In a particular embarrassment, Parvin Ahmadinejad, his younger sister, was defeated by a conservative in their hometown of Garmsar, Iran's semi-official Mehr news agency reported.

Whatever the complexion of the new 290-seat parliament, internecine fighting among Iran's ruling hardliners appears set to continue.

The president, as pugnacious as he is populist and polarising, will not see out his second and final four-year term without a fight, many experts said.

"Ahmadinejad and his friends will not step aside quietly," said a political analyst in Tehran who requested anonymity.

The fractious regime as a whole expressed delight with "epic" voter turnout, which officials said initial estimates showed to be about 65 per cent, almost 10 per cent more than the last parliamentary elections in 2008.

State media trumpeted this as a "great slap in the dirty and hateful face of the West", declaring the "enemy" had been left "disappointed and angry".

According to Iran's official narrative, the Islamic republic's western foes and Israel had hoped for a low turnout that would weaken the regime, making it easier to pressure Tehran over its nuclear programme.

But with no independent monitors, it was impossible to confirm the turnout which the regime views as a popular endorsement of its legitimacy.

The vote was only a limited test of political opinion since leading reformist groups either boycotted the election or were banned from competing.

Moreover, all candidates were screened for their loyalty to the Islamic establishment by an unelected, hardline vetting body controlled by Ayatollah Khamenei.

Britain's foreign secretary, William Hague, said the election was not free or fair.

"The regime has presented the vote as a test of loyalty, rather than an opportunity for people to freely choose their own representatives," he said.

Iranian media reported Ali Larijani, the speaker of the outgoing parliament and a bitter opponent of the president, had scored a big victory in Qom.

Gholam Ali Haddad Adel, a former parliamentary speaker whose daughter is married to one of the supreme leader's sons, was leading in Tehran, followed by other Khamenei loyalists.

Ali Mottahari and Ahmad Tavakoli, two high-profile conservative opponents of the president, also appeared to be heading for a win in the Iranian capital.

Mr Mottahari led the drive to summon Mr Ahmadinejad before parliament for a grilling on his handling of the economy and other issues.

He is due to appear before the outgoing house within days, an unprecedented humiliation for an incumbent president, although the resilient Mr Ahmadinejad may well use the platform to hit back hard at his opponents. He is said to have collected intelligence files on his rivals, detailing their alleged involvement in corrupt deals.
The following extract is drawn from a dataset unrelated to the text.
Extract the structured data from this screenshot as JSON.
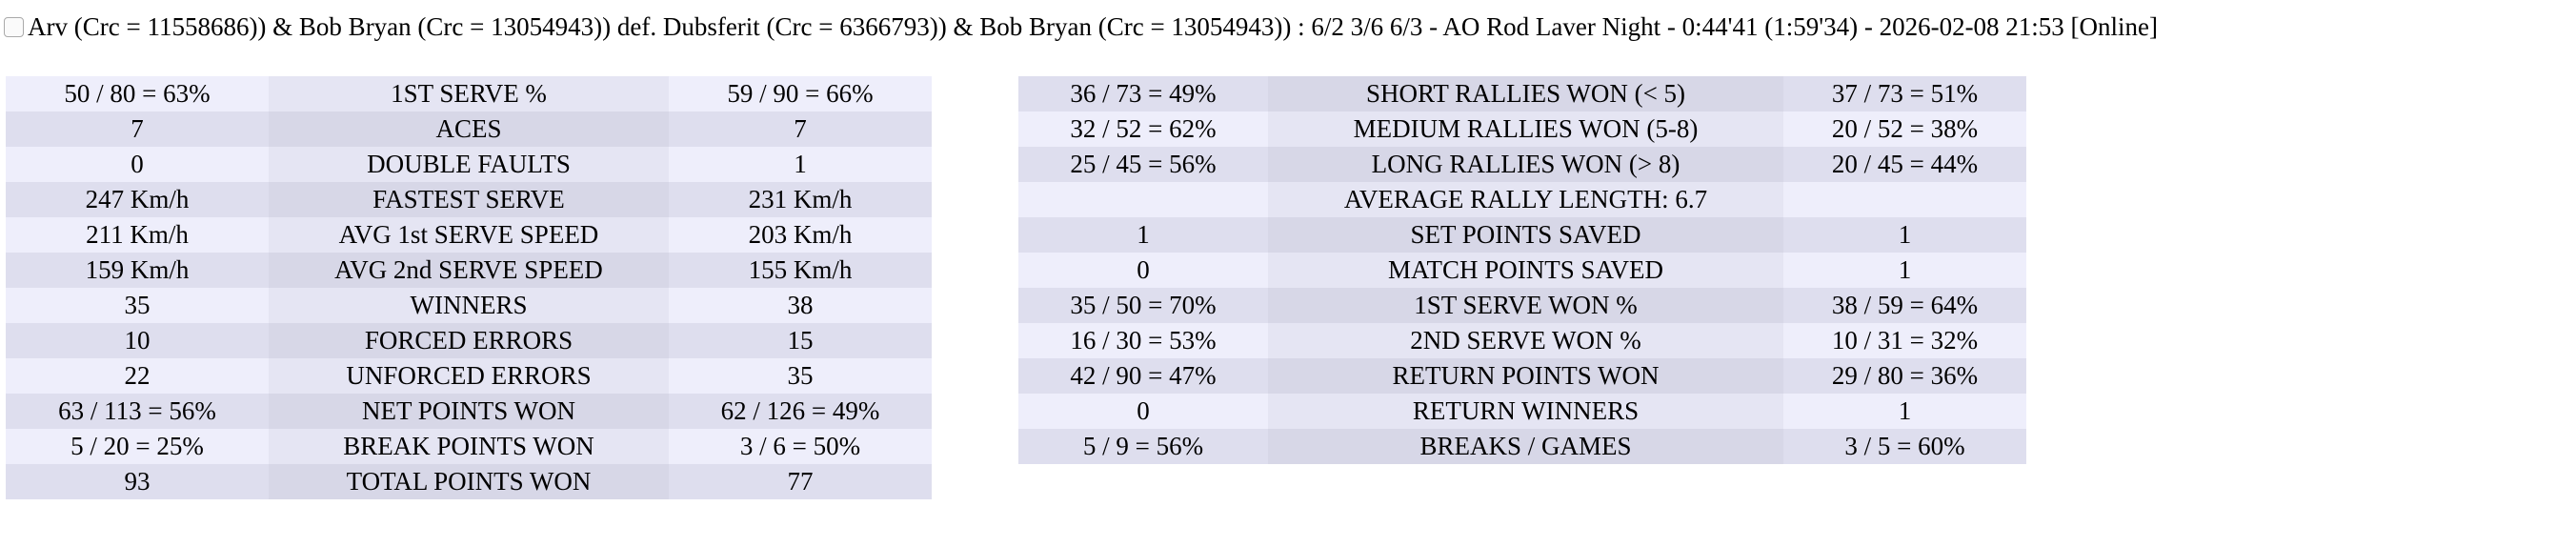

A reformist former president, Mohammad Khatami, was meanwhile lambasted by fellow reformists for casting his vote on Friday. His sister-in-law, Zahra Eshraghi, described it as a "severe blow".

Among other stipulations, Mr Khatami had said there should be no participation unless political prisoners were freed, including the two leaders of the opposition Green Movement, Mir Hossein Mousavi and Mehdi Karrubi, who have been under house arrest for a year.

State-run media seized upon Mr Khatami's ballot as proof of the regime's legitimacy.

Another former president critical of the regime, Ayatollah Ali Akbar Rafsanjani, also cast his ballot but made a barbed allusion to the alleged vote-rigging that returned Mr Ahmadinejad to power in June 2009.

"God willing, the election result is what the people want and what they voted for," he said.